Largest Rectangular Area in a given Histogram

Given a histogram find the largest rectangle (rectangular area) that can be made out of the number of contiguous bars, assuming that every bar has the same width and that is 1.

For example, consider a histogram with 7 bars (as shown in the figure) of heights {6, 2, 6, 5, 6, 5, 1, 7}. The largest possible rectangle area is 20.

The naive solution is to one by one consider all bars and calculate the area of all rectangles starting with every bar and finally, return a maximum of all possible areas. The time complexity of this solution would be O(n^2).

Optimized Solutions – The algorithm to find the largest rectangular area in a histogram can be made to run in O(N) time if instead of using a naive solution, we use the following approach.

1. Create an empty stack.
2. Start from the first bar, and repeat step 3 & step 4 for every hist[i] where ‘i’ lies in range 0 to n-1.
3. If the stack is empty or element at index i is less than the top of the stack, then push i into the sack and increment i to point to next element.
4. Else, if the condition at step 3 is false, then pop the index stored at the top of the stack, store it in variable let’s say the top and check for one among this two condition-
   1. if the stack is empty then current_area = arr[top]*i, and if current_area> max_area, max_area = arr[top]*i
   2. if the stack if not empty, then this means, we have all the (indexes of)elements in the stack, that is greater than the number at index i, so, we will keep popping the element until we will reach the element which would be less than our element at index i, and every time we pop, we will do current_area = arr[top]*(i – stack.top() – 1), and again if current_area> max_area, max_area = arr[top]*i
5. If the stack is not empty, then one by one remove all elements from the stack and perform step 4.2 for every removed element.

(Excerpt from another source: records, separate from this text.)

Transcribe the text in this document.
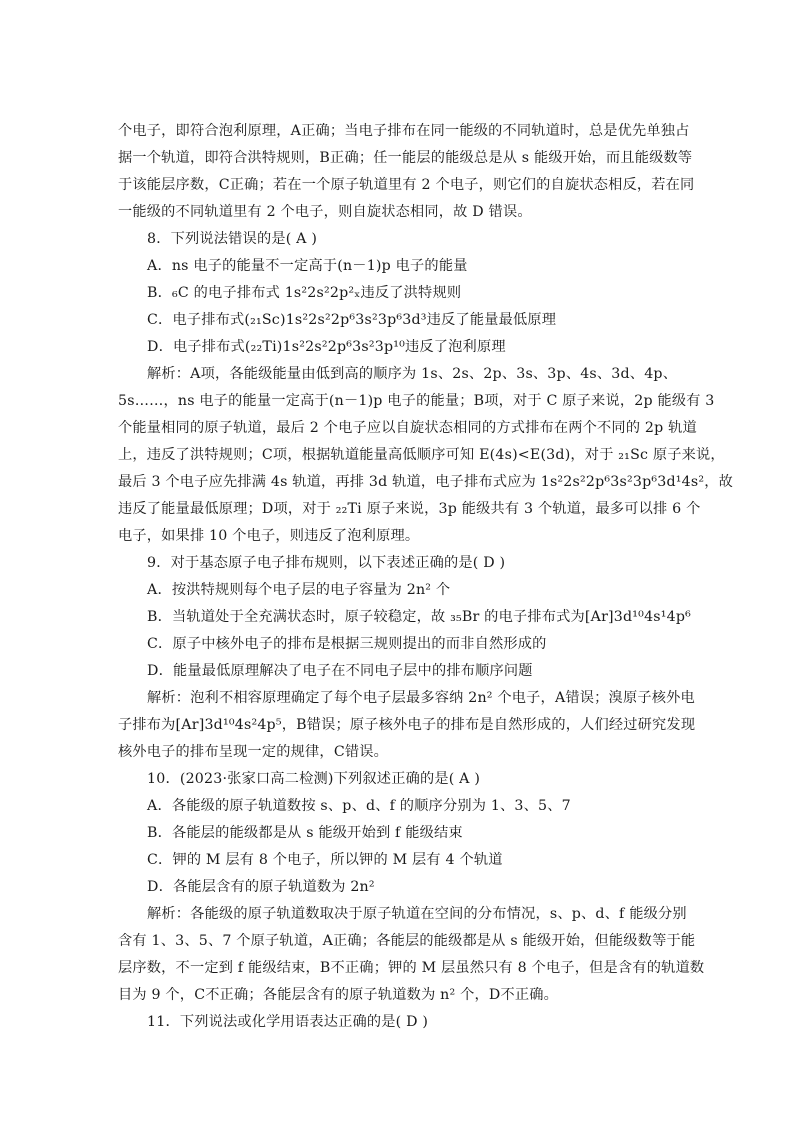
个电子，即符合泡利原理，A正确；当电子排布在同一能级的不同轨道时，总是优先单独占
据一个轨道，即符合洪特规则，B正确；任一能层的能级总是从 s 能级开始，而且能级数等
于该能层序数，C正确；若在一个原子轨道里有 2 个电子，则它们的自旋状态相反，若在同
一能级的不同轨道里有 2 个电子，则自旋状态相同，故 D 错误。
8．下列说法错误的是( A )
A．ns 电子的能量不一定高于(n－1)p 电子的能量
B．₆C 的电子排布式 1s²2s²2p²ₓ违反了洪特规则
C．电子排布式(₂₁Sc)1s²2s²2p⁶3s²3p⁶3d³违反了能量最低原理
D．电子排布式(₂₂Ti)1s²2s²2p⁶3s²3p¹⁰违反了泡利原理
解析：A项，各能级能量由低到高的顺序为 1s、2s、2p、3s、3p、4s、3d、4p、
5s……，ns 电子的能量一定高于(n－1)p 电子的能量；B项，对于 C 原子来说，2p 能级有 3
个能量相同的原子轨道，最后 2 个电子应以自旋状态相同的方式排布在两个不同的 2p 轨道
上，违反了洪特规则；C项，根据轨道能量高低顺序可知 E(4s)<E(3d)，对于 ₂₁Sc 原子来说，
最后 3 个电子应先排满 4s 轨道，再排 3d 轨道，电子排布式应为 1s²2s²2p⁶3s²3p⁶3d¹4s²，故
违反了能量最低原理；D项，对于 ₂₂Ti 原子来说，3p 能级共有 3 个轨道，最多可以排 6 个
电子，如果排 10 个电子，则违反了泡利原理。
9．对于基态原子电子排布规则，以下表述正确的是( D )
A．按洪特规则每个电子层的电子容量为 2n² 个
B．当轨道处于全充满状态时，原子较稳定，故 ₃₅Br 的电子排布式为[Ar]3d¹⁰4s¹4p⁶
C．原子中核外电子的排布是根据三规则提出的而非自然形成的
D．能量最低原理解决了电子在不同电子层中的排布顺序问题
解析：泡利不相容原理确定了每个电子层最多容纳 2n² 个电子，A错误；溴原子核外电
子排布为[Ar]3d¹⁰4s²4p⁵，B错误；原子核外电子的排布是自然形成的，人们经过研究发现
核外电子的排布呈现一定的规律，C错误。
10．(2023·张家口高二检测)下列叙述正确的是( A )
A．各能级的原子轨道数按 s、p、d、f 的顺序分别为 1、3、5、7
B．各能层的能级都是从 s 能级开始到 f 能级结束
C．钾的 M 层有 8 个电子，所以钾的 M 层有 4 个轨道
D．各能层含有的原子轨道数为 2n²
解析：各能级的原子轨道数取决于原子轨道在空间的分布情况，s、p、d、f 能级分别
含有 1、3、5、7 个原子轨道，A正确；各能层的能级都是从 s 能级开始，但能级数等于能
层序数，不一定到 f 能级结束，B不正确；钾的 M 层虽然只有 8 个电子，但是含有的轨道数
目为 9 个，C不正确；各能层含有的原子轨道数为 n² 个，D不正确。
11．下列说法或化学用语表达正确的是( D )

Implementation of the above algorithm

// CPP program to find maximum rectangular
// area in a give histogram in linear time  

#include <bits/stdc++.h>
using namespace std;

//fucntion to calculate the maximum possible area
int find_area(int *arr, int n)
{
	int i=0, max_area = 0, area = 0;

	//create an empty stack to hold the 
	//indexes for array
	stack<int> st;

	while(i<n)
	{
		//if stack is empty of the current element
		//to be inserted is less the element at the 
		//top of the stack, push the curretn element
		//into the stack
		if(st.empty() || arr[st.top()] < arr[i])
		{
			st.push(i++);
		}
		else{

			//stores the index at TOS
			int top = st.top();
			st.pop(); //pop the TOS

			//calulate the maximum possible area for a given bar
			area = arr[top]*(st.empty()? i : i-st.top()-1);

			//update is current area is greater than the maximum
			//area then update the maximum area
			max_area = max(max_area, area);
		}

	}

	// Pop the remaining bars from stack and calculate 
    // area with every bar
	while(!st.empty())
	{
		int top = st.top();
		st.pop();

		area = arr[top]*(st.empty()? i : i-st.top()-1);

		max_area = max(max_area, area);

	}

	return max_area;
}

// Execution starts from here
int main()
{
	int hist[] = {6,2,6,5,6,5,1,7};
	int n = sizeof(hist)/sizeof(hist[0]);

	cout<<"Maxium rectangular area is = "find_area(hist, n)<<endl;

	return 0;
}

Output
Maxium rectangular area is = 20

Time Complexity

The time complexity of this optimized implementation will be O(N) because we are basically traversing all the entire list of N elements exactly once. The stack operation such as push, pop, top, etc is going to take constant time.